Le souvenir de l’explosion reste encore très vif dans les esprits, et l’accès aux soins relatifs à la santé mentale limité, tant pour des raisons économiques que sociales, liées au tabou qui pèse sur les maladies mentales au Liban, et aux discriminations auxquelles sont régulièrement confrontées les personnes LGBT+ dans les institutions médicales, et qui peuvent les dissuader de chercher de l’aide.

« Le trauma cause beaucoup de problèmes ici, affirme Emma Gration. Quelques mois après l’explosion, quand l’hiver est arrivé, il y a eu un violent orage. Personne à Beyrouth n’a réussi à dormir cette nuit-là, à cause des PTSD [syndrome de stress post-traumatique, ndlr]. Les gens sont toujours fébriles. L’autre jour, j’étais à la plage, et une fille a fait une crise d’angoisse en entendant le moteur d’un bateau qui vrombissait. »

D’après l’étude d’Oxfam menée auprès de la communauté queer, 44% des participants estiment avoir un accès très difficile, voire aucun accès aux services de santé mentale, contre 28% avant le début de la crise. « On voit des gens qu’on aime souffrir de multiples façons, qui ne sont pas forcément physiques. C’est aussi un choc culturel pour nous : on ne pensait pas que ça pourrait arriver un jour, et on se retrouve à essayer d’avoir accès simplement aux biens de première nécessité. Quand tu parles aux gens, ils te disent qu’ils veulent juste aller dans un endroit où ils auront de l’électricité, c’est tellement fou… Chaque jour, on s’enfonce de plus en plus dans les décombres », poursuit Emma Gration.

Se sauver de là

Au Liban, plus personne ne veut entendre parler de cette fameuse « résilience », qui sonne comme une humiliation supplémentaire. « L’explosion était juste une cerise supplémentaire sur le gâteau, et il y a beaucoup de cerises. Le problème c’est que nous essayons de nous adapter, tranche Indigo.

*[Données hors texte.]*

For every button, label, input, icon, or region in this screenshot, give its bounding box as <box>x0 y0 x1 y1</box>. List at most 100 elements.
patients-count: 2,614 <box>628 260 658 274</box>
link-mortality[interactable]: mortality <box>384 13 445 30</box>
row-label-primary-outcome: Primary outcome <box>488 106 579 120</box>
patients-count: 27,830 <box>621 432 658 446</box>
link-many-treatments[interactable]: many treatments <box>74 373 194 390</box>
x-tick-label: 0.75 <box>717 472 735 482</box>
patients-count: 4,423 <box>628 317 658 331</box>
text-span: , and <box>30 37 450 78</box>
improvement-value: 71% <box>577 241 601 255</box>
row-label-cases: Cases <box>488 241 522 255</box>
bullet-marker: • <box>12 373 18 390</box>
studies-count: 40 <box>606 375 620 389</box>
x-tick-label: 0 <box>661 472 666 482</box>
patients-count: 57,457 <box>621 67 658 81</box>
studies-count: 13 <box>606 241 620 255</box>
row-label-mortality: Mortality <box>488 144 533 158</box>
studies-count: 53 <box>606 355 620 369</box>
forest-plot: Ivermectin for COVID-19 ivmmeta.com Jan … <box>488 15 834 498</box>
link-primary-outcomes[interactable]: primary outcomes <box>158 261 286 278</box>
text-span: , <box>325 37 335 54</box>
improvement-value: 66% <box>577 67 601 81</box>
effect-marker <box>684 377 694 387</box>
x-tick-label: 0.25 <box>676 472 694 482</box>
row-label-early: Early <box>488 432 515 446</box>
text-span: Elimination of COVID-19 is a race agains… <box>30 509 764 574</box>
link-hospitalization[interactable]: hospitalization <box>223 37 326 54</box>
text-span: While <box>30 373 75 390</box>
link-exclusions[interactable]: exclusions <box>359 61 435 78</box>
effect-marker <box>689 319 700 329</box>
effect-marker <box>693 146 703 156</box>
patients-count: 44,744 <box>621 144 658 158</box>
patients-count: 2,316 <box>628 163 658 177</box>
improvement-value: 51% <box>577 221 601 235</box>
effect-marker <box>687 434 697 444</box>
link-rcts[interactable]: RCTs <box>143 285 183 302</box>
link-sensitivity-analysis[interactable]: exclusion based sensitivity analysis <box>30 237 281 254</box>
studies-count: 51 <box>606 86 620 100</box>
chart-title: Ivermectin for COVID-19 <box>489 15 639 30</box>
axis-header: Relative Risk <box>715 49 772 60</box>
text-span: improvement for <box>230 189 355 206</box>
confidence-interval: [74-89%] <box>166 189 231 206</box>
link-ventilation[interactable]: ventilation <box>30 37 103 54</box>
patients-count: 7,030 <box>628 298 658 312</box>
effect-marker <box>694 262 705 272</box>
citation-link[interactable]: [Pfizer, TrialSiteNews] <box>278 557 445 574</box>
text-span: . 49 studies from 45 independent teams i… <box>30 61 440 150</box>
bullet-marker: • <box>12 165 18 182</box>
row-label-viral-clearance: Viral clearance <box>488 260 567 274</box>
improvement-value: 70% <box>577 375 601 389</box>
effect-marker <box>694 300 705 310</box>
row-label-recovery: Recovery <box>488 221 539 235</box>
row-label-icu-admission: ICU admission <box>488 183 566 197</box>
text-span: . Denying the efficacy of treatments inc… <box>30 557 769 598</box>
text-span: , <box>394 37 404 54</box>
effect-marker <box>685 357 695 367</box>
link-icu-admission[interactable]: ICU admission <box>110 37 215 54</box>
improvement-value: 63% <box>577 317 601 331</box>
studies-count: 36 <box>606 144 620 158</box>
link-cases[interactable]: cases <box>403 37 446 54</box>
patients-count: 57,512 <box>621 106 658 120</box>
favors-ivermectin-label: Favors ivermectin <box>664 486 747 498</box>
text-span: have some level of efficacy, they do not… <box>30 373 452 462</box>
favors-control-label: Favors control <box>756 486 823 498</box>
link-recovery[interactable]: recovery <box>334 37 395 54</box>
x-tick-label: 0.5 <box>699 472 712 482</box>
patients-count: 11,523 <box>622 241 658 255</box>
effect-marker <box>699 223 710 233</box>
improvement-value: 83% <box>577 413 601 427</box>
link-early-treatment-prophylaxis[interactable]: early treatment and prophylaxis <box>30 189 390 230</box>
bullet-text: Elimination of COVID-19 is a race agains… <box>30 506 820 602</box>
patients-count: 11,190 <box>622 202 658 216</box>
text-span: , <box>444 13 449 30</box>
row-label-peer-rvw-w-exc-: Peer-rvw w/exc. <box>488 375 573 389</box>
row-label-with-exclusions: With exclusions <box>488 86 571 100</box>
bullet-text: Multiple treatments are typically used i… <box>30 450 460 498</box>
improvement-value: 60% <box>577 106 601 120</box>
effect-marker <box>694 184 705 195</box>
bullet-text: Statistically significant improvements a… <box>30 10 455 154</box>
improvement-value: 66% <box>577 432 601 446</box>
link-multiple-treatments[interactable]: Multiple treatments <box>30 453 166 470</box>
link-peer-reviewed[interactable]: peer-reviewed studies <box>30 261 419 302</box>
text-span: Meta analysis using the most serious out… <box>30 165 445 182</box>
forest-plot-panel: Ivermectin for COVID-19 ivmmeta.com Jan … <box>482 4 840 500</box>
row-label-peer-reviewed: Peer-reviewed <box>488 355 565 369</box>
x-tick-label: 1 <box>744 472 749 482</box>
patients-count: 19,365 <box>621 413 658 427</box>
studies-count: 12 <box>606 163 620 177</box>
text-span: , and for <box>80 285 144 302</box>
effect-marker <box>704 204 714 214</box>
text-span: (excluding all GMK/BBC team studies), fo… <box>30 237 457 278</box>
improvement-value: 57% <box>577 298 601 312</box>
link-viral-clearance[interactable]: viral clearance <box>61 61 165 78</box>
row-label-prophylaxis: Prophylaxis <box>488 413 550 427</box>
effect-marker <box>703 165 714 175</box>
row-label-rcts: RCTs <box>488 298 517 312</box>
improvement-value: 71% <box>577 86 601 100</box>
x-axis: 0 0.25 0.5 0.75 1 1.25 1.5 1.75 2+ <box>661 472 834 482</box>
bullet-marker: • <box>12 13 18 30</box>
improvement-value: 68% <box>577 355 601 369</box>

S’ils disent que le pain est à 5.000 livres [soit 2,90€ au taux officiel], tu l’achètes à 5.000, si le lendemain ils te disent qu’il est à 10.000, tu l’achètes à 10.000, et si le troisième jour il n’y a plus de pain, tu attends, tu ne manges pas de pain, ils t’affament, et ils finissent par augmenter le prix jusqu’à 30.000, et tu vas l’acheter sans y penser. Nous croyons que c’est de la résilience, mais c’est juste de l’adaptation, ça nous fait devenir des légumes. C’est une des façons dont on fabrique une guerre : les guerres ne sont pas faites que d’explosions et de missiles, ça peut être une guerre économique ou une guerre de la faim, ce qui est ce que l’on traverse. Ça fatigue tellement les gens qu’ils ne veulent même plus aller manifester et essayer de changer les choses. »

Et de fait, d’épuisement en lassitude, la rue libanaise s’est tue peu à peu. Sandra, qui était de toutes les manifs lors de la révolution de 2019, a perdu ses espoirs de changement et n’est pas redescendue dans les rues depuis un an, quand Mustafa ne cherche plus qu’à « quitter ce trou à rats ». D’autres, comme Jennah ou Hoedy, se sont décidés à rester au Liban tant qu’ils le pourraient : « J’ai travaillé si dur depuis 2017 pour apporter quelque chose de fort et de bénéfique à la communauté, et je l’ai fait : j’ai créé une scène de ballroom où j’ai été pionnier, on a rendu les choses plus faciles pour tant de gens, maintenant on est plus visibles, on a une image magnifique, mais tous les efforts que j’ai mis là-dedans avec mes amis, si je les mets dans un contexte différent, j’aurais pu faire encore dix fois mieux, s’emporte Hoedy. J’ai seulement 27 ans et je me sens si vieux, mais je veux rester pour tout ça. »

*Pour des raisons de sécurité, le prénom a été changé.